Das hört sich alles sehr positiv an; doch ist zu fragen, wie die Patienten diese an sich unpersönliche Betreuung beurteilen. Denn das Problem, dass sie sich durch den Einsatz der Telemedizin kontrolliert vorkommen, ist nicht von der Hand zu weisen. Im Arztgespräch steht es dem Patienten frei, über seine Therapietreue zu sprechen; die Telemedizin nimmt ihm diese Entscheidung aus der Hand, was leicht zu einer Ablehnung führen kann.

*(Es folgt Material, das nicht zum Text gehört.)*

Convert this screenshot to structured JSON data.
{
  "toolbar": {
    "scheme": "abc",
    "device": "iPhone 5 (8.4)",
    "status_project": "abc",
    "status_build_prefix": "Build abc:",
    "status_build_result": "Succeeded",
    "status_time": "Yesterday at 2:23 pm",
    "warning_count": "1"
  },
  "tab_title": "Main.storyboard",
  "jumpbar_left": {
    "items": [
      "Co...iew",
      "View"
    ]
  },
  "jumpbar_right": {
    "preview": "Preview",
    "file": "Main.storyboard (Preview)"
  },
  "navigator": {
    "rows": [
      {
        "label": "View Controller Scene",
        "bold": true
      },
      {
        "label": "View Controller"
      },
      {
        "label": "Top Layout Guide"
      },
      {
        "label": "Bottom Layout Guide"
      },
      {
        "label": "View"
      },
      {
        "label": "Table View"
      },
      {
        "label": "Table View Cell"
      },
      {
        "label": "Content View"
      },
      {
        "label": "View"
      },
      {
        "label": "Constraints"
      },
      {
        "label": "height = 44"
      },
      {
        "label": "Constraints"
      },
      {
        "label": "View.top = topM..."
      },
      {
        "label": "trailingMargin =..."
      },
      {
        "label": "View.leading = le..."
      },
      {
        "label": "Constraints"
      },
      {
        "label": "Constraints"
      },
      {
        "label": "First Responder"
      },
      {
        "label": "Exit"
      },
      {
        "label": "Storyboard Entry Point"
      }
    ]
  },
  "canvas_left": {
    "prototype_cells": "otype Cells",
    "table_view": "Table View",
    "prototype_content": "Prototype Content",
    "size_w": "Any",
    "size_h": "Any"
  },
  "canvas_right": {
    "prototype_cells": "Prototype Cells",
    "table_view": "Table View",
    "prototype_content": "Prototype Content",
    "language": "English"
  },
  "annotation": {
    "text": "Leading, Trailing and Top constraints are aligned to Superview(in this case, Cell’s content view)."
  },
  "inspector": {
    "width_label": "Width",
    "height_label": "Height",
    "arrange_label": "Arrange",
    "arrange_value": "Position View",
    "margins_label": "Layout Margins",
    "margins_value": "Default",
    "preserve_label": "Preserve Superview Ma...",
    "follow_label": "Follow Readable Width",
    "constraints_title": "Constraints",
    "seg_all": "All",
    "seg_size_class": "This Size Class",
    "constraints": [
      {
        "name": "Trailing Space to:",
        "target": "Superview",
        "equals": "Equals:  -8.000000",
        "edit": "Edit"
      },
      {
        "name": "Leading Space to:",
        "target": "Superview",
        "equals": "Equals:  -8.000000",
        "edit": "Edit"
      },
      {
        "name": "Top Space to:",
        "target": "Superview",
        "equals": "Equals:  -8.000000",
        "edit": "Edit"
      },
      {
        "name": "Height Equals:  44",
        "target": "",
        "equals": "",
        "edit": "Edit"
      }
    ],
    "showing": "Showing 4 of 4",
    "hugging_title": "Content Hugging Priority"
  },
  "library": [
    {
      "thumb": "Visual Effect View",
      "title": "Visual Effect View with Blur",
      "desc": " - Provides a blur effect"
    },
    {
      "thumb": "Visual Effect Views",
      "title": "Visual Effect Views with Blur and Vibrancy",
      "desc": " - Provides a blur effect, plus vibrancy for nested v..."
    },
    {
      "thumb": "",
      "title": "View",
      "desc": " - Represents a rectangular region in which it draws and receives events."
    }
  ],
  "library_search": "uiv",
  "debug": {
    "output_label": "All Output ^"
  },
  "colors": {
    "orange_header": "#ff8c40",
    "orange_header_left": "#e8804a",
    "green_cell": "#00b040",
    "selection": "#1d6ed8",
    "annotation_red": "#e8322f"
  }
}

Nehmen wir nur einmal das Beispiel der Gewichtsüberwachung. Der Doktor redet sich den Mund fusselig, der Patient solle abnehmen. Und der verspricht das seinem Arzt fest in die Hand. Doch das Gewicht will nicht weichen. Wenn die Telemedizin tagtäglich eine unbestechliche Gewichtskontrolle durchführt, ist es ein Faktum, dass der Patient sich um eine Gewichtsabnahme nicht bemüht. Wer würde eine solche Kontrolle schätzen? Ist es nicht auch das Recht eines Patienten, therapeutischen Anweisungen eben nicht oder nur teilweise zu folgen? Kann das Gesundwerden Pflicht und Gegenstand einer externen Kontrolle sein?